Kaum wahabi meyakini bahwa isytirak / perkongsian di Antara sifat-sifat Allah dan sifat-sifat makhluk-Nya adalah isytirak di dalam makna kullinya (pemahaman makna secara umumnya). Contoh, mata (‘ain) secara penamaannya umumnya (makna kulli) yaitu jarihah atau organ untuk melihat, mereka mengartikan ‘ain atau mata secara pemahaman umumnya yang dipahami tapi kemudian wahabi menetapkan makna ini bagi Allah dan juga bagi makhluk-Nya, sehingga makna ‘ain secara umum disepakati (isytirak) antara mata Allah dan mata makhluk-Nya. Makna kulli ini tidak ada wujudnya di luar dan hanya ada dalam pikiran maksudnya Penamaan ‘am atau Lafaz Mutlak tidak wujud di dunia yang nyata (hanya wujud dalam pikiran), yang wujud di dunia yang nyata adalah Lafaz Muqayyad atau Penamaan Khas yang di-qaid-kan dengan mausuf atau mudof ilaih tertentu. Dan menurut mereka hal itu bukanlah tasybih atau penyerupaan kepada Allah dengan makhluk-Nya.

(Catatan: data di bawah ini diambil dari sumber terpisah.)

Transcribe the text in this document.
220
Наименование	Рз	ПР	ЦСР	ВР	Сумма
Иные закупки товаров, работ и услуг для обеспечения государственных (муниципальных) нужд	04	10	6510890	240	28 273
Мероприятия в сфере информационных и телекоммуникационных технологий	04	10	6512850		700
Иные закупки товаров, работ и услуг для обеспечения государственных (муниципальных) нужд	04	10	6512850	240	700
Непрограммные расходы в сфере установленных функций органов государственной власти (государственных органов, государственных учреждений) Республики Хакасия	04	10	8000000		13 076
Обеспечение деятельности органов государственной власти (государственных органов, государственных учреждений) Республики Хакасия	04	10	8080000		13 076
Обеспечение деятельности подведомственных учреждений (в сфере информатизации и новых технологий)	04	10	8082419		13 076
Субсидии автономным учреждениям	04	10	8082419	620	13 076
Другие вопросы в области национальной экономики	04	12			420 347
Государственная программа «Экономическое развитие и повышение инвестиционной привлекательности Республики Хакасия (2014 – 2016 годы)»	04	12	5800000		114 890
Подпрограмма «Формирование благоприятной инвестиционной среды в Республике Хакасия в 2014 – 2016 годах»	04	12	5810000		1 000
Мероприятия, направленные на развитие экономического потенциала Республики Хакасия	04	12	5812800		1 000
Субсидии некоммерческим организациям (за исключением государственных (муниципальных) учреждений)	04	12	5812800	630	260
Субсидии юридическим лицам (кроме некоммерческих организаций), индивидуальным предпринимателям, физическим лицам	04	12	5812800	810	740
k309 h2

Padahal mereka justru jatuh pada jurang tasybih, sama ada mereka sadar ataupu tidak. Karena pada hakekatnya mereka telah menyamakan Allah dengan makhluk-Nya dari segi makna kulli-nya yang hanya ada dalam pikiran mereka. Sebab makna mata secara makna kulli-nya sama juga dengan makna hakekatnya (bukan majaz) yaitu jarihah atau organ yang digunakan untuk melihat. Ketika mata kita sandarkan kepada gajah, kucing, manusia, maka memang memiliki kaifiyyah (visualisi) yang berbeda-beda, yakni mata gajah besar, mata kucing kecil demikian mata manusia, namun makna kulli-nya adalah sama yaitu organ yang digunakan untuk melihat atau jarihah. Demikian juga ketika kaum wahabi menetapkan sifat mata secara hakekatnya (bukan majaz) maka ketika itu juga mereka menyamakan (mentasybih) Allah dengan makhluknya yakni Allah memiliki organ yang digunakan untuk melihat artinya Allah memiliki jarihah, walaupun kaifiyyahnya (visualisasinya) berbeda dari mata makhluk-Nya. Dan pada hakekatnya mereka hanya meniadakan atau menafikan lafaz tasybih saja bukan maknanya dan telah menetapkan kaifiyyah sifat bagi Allah.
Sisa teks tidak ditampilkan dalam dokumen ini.